Put it all together and here is the argument: https://www.medrxiv.org/content/10.1101/2020.03.27.20043968v1.full.pdf

comment by Steven Byrnes (steve2152) · 2020-03-21T20:08:35.537Z · LW(p) · GW(p)

I certainly agree that there's a very very good chance that no lives will be saved if we do a great job quantifying the potential benefits of test-pooling and disseminating that information. But I still think it's an activity with a sufficiently high expected value as to be worth someone's time to do ... compared to other ways that theoretical CS types could be spending their time to "help the war effort" :-)

comment by John_Maxwell (John_Maxwell_IV) · 2020-03-24T02:58:22.167Z · LW(p) · GW(p)

This appears to be the university press release, if you consider that to be more reliable:

According to Prof. Roy Kishony, head of the research group in the Faculty of Biology at Technion, “This is not a scientific breakthrough, but a demonstration of the effectivity of using the existing method and even the existing equipment to significantly increase the volume of samples tested per day. This is done by pooling multiple samples in a single test tube. Even when we conducted a joint examination of 64 samples in which only one was a positive carrier, the system identified that there was a positive sample. Although there are some logistical challenges in implementing the method, we expect that it will greatly increase the volume of samples tested per day so that we can identify the asymptomatic carriers. This approach should reduce the chance of infection and flatten the infection curve.”

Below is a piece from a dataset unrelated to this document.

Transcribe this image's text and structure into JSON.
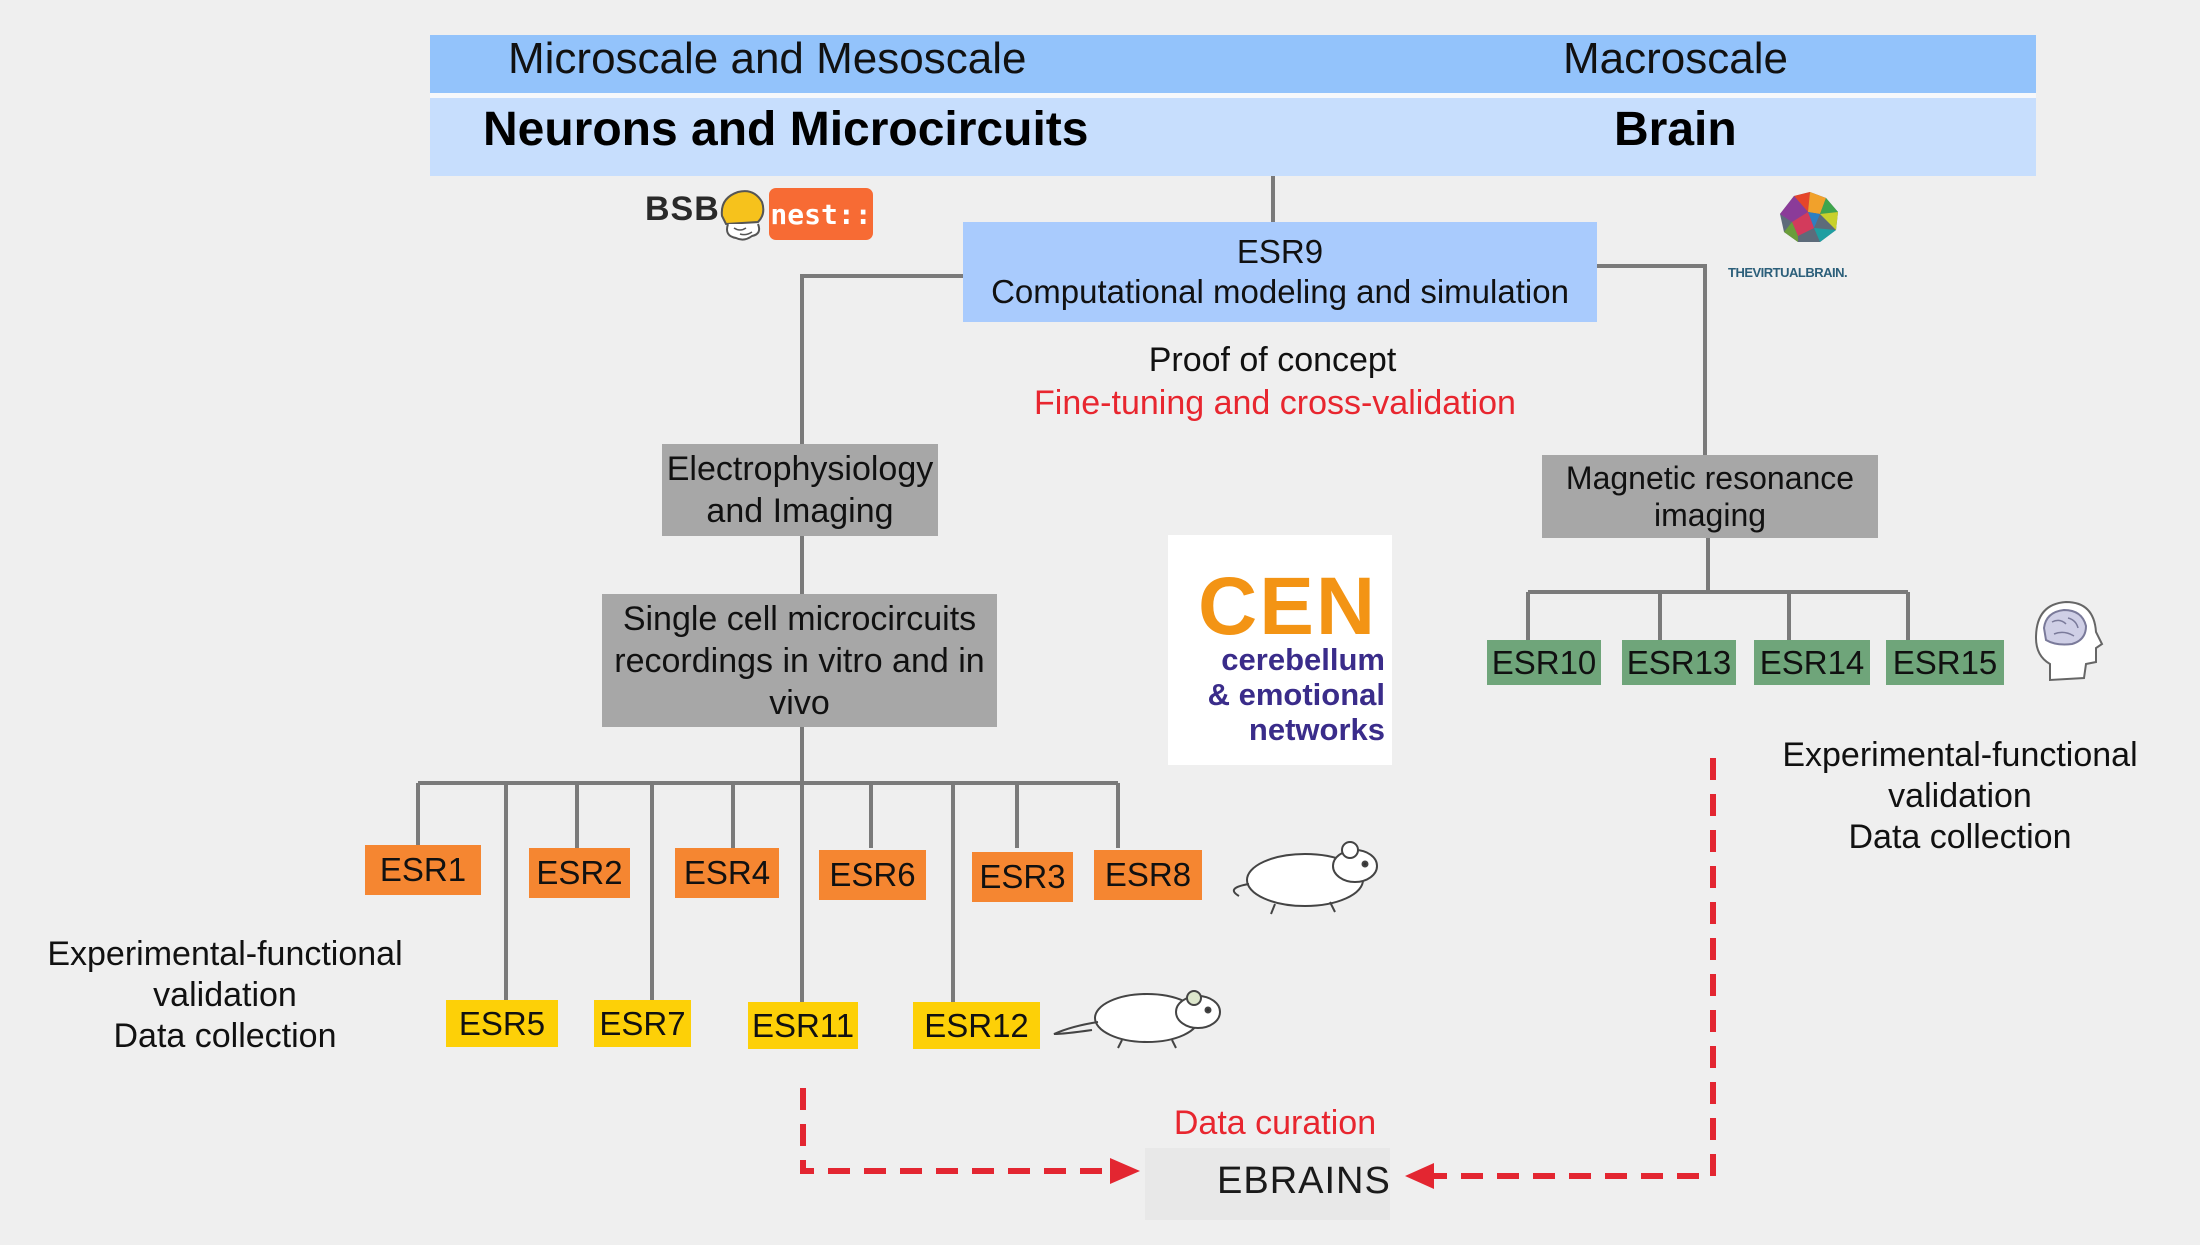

One hopes that the university wouldn't misquote one of their own professors in their own press release :)

comment by JessRiedel · 2020-03-21T19:26:47.553Z · LW(p) · GW(p)
The problem is that there are other RNA viruses besides SARS-CoV-2, such as influenza, and depending when in the disease course the samples were taken, the amount of irrelevant RNA might exceed the amount of SARS-CoV-2 RNA by orders of magnitude

There is going to be tons of RNA in saliva from sources besides SARS-CoV-2 always. Bits of RNA are floating around everywhere. Yes, there is some minimum threshold of SARS-CoV-2 density at which the test will fail to detect it, but this should just scale up by a factor of N when pooling over N people. I don't see why other RNA those people have will be a problem any more than the other sources of RNA in a single person are a problem for a non-pooled test.

comment by johnyaku · 2020-03-21T19:02:53.847Z · LW(p) · GW(p)

Great puzzle. Bear in mind the asymmetry between false positives and false negatives in this case. For false positives (positive result but not actually carrying the virus) we recommend that they self-isolate for two weeks and monitor symptoms. They lose two weeks of freedom of movement/interaction, but are otherwise unharmed (and relatively protected from new infections during this period). A false negative, on the other hand, can go on to infect other people, even if they remain asymptomatic. Some of the people downstream in the infection chain may be seriously harmed AND the epidemic is prolonged.